Wednesday, September 02, 2015

Maths class


Gawd bless the good eggs at Idiot King. Not only have they brought a taster of the forthcoming weekend’s ArcTanGent festival to Oxford for the benefit of those of us distraught at missing out on the likes of Deafheaven, Deerhoof and Blanck Mass, but they’ve done so in aid of Macmillan Cancer Support.

Heading back to Bristol for a second consecutive year are 100 Onces, who kick the evening off with the sort of set that screams “Follow THIS!”. At first the duo come across like fellow LA natives No Age if they’d not skipped so much school to smoke pot, but later a discernible affection for the technicalities of thrash metal edges in. No bad thing, I assure you. When guitarist Barrett Tuttobene declares that it’s time to get serious and there should be no laughing or smiling, he’s fighting a losing battle.

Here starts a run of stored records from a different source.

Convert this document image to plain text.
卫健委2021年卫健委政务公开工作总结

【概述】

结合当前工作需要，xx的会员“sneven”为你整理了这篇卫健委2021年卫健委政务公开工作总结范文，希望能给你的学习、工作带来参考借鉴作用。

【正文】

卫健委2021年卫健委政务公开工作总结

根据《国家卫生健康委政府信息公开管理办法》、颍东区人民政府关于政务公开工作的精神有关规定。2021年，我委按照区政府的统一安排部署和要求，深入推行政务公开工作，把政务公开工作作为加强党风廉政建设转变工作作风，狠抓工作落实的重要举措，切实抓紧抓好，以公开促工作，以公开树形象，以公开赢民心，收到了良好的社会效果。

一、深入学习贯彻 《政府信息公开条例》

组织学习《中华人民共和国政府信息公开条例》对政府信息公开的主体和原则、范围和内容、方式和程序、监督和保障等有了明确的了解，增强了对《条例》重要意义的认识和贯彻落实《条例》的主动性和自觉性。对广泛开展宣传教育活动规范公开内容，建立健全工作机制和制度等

If their name alone isn’t enough to recommend Alpha Male Tea Party (and let’s face it, it bloody well should be), then how’s about song titles like ‘I Haven’t Had A Lunch Break Since Windows Vista Came Out’? Revelling in the luxury of having both a sound engineer and a hotel for the night, the band may not need to worry about day jobs for much longer. They’re at their best when most uncompromising – a shame, then, that their thuggish, stomping instrumentals start to take unnecessary detours into the drearily epic with increasing frequency.

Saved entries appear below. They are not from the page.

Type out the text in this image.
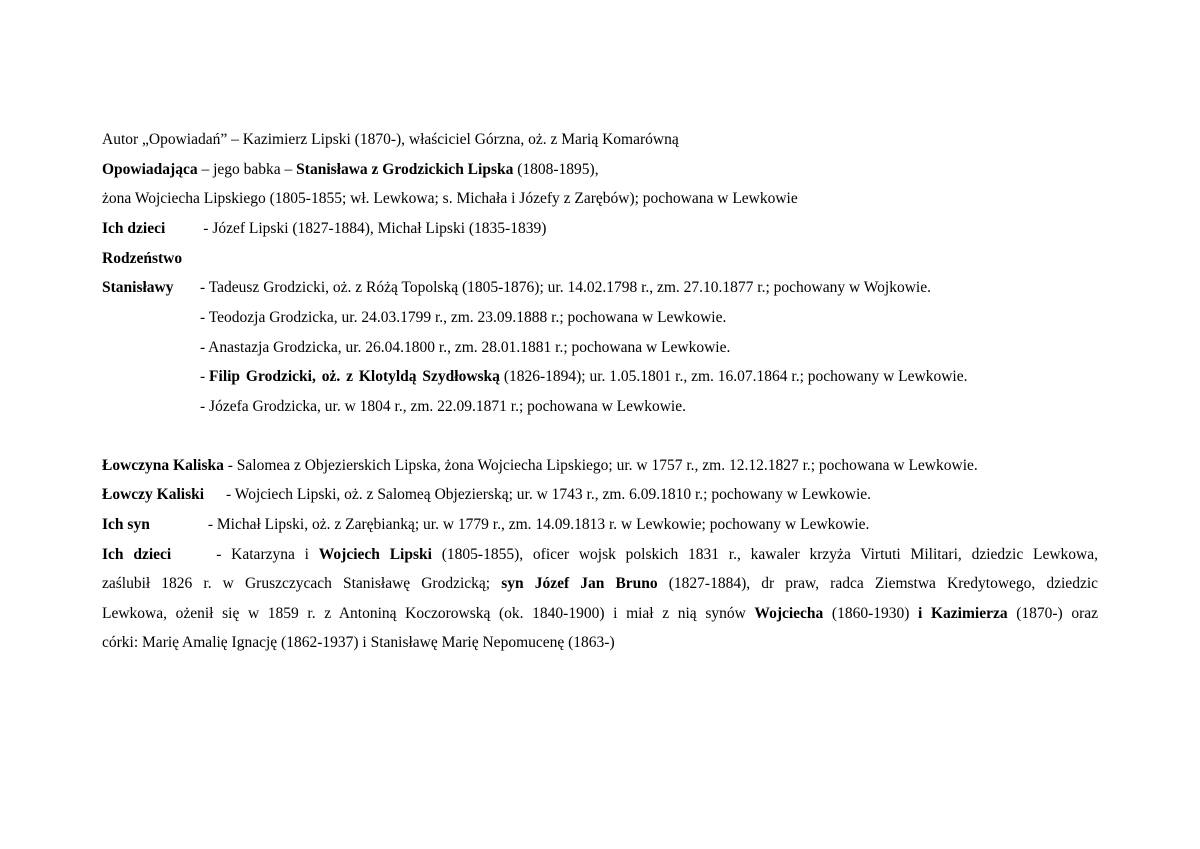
Autor „Opowiadań” – Kazimierz Lipski (1870-), właściciel Górzna, oż. z Marią Komarówną
Opowiadająca – jego babka – Stanisława z Grodzickich Lipska (1808-1895),
żona Wojciecha Lipskiego (1805-1855; wł. Lewkowa; s. Michała i Józefy z Zarębów); pochowana w Lewkowie
Ich dzieci - Józef Lipski (1827-1884), Michał Lipski (1835-1839)
Rodzeństwo
Stanisławy - Tadeusz Grodzicki, oż. z Różą Topolską (1805-1876); ur. 14.02.1798 r., zm. 27.10.1877 r.; pochowany w Wojkowie.
- Teodozja Grodzicka, ur. 24.03.1799 r., zm. 23.09.1888 r.; pochowana w Lewkowie.
- Anastazja Grodzicka, ur. 26.04.1800 r., zm. 28.01.1881 r.; pochowana w Lewkowie.
- Filip Grodzicki, oż. z Klotyldą Szydłowską (1826-1894); ur. 1.05.1801 r., zm. 16.07.1864 r.; pochowany w Lewkowie.
- Józefa Grodzicka, ur. w 1804 r., zm. 22.09.1871 r.; pochowana w Lewkowie.
Łowczyna Kaliska - Salomea z Objezierskich Lipska, żona Wojciecha Lipskiego; ur. w 1757 r., zm. 12.12.1827 r.; pochowana w Lewkowie.
Łowczy Kaliski - Wojciech Lipski, oż. z Salomeą Objezierską; ur. w 1743 r., zm. 6.09.1810 r.; pochowany w Lewkowie.
Ich syn	- Michał Lipski, oż. z Zarębianką; ur. w 1779 r., zm. 14.09.1813 r. w Lewkowie; pochowany w Lewkowie.
Ich dzieci	- Katarzyna i Wojciech Lipski (1805-1855), oficer wojsk polskich 1831 r., kawaler krzyża Virtuti Militari, dziedzic Lewkowa,
zaślubił 1826 r. w Gruszczycach Stanisławę Grodzicką; syn Józef Jan Bruno (1827-1884), dr praw, radca Ziemstwa Kredytowego, dziedzic
Lewkowa, ożenił się w 1859 r. z Antoniną Koczorowską (ok. 1840-1900) i miał z nią synów Wojciecha (1860-1930) i Kazimierza (1870-) oraz
córki: Marię Amalię Ignację (1862-1937) i Stanisławę Marię Nepomucenę (1863-)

Headliners Tangled Hair, meanwhile, should dispense with the vocals. Actually, they should arguably dispense with the guitar and bass too. The stupendously talented James Trood, who also drums for former Colour bandmate George Reid in AlunaGeorge, is the undisputed star of the show. Little wonder that not one but two of his drumsticks feel so overworked as to give up the ghost, splintering and snapping mid-song.

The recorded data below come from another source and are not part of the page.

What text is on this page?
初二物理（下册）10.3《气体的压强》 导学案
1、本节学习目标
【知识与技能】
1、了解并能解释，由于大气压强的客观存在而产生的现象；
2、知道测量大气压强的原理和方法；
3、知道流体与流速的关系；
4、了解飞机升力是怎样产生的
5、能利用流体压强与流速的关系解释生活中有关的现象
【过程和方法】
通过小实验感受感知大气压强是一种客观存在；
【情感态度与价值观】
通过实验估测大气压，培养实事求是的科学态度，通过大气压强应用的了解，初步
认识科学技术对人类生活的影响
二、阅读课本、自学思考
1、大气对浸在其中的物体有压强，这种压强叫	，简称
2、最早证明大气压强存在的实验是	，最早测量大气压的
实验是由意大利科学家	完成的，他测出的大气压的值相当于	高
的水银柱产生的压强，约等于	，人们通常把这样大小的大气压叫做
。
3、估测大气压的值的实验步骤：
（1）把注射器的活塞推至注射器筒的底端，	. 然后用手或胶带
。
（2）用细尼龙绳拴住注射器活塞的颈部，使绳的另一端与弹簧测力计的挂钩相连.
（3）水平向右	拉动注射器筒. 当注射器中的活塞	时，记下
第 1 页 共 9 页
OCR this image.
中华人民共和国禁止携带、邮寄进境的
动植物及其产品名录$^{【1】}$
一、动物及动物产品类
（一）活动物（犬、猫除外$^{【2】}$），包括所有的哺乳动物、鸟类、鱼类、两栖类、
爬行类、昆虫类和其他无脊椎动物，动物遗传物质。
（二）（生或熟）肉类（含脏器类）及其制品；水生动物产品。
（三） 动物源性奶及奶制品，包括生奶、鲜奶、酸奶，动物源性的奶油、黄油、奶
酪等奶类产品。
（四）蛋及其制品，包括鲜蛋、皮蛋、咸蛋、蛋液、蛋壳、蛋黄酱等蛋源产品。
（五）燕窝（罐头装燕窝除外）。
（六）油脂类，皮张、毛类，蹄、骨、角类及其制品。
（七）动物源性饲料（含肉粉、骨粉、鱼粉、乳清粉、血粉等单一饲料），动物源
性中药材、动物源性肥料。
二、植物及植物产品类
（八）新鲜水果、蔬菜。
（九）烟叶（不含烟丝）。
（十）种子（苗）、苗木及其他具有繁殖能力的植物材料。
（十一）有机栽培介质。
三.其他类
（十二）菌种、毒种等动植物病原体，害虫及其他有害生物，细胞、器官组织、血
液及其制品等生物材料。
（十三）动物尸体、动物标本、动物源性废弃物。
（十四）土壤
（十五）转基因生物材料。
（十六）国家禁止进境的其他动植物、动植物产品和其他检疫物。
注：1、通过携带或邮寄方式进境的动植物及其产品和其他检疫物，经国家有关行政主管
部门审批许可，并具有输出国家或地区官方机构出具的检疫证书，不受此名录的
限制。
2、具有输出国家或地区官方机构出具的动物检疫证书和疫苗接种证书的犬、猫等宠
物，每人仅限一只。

Collectively, Tangled Hair’s set is like being taught maths by a really cool supply teacher wearing a Dismemberment Plan T-shirt – ultimately, it’s still a maths lesson. This is music that, in its audacious time signatures and self-conscious complexity, is very easy to admire but rather harder to actually love.

(This review first appeared in the September issue of Nightshift.)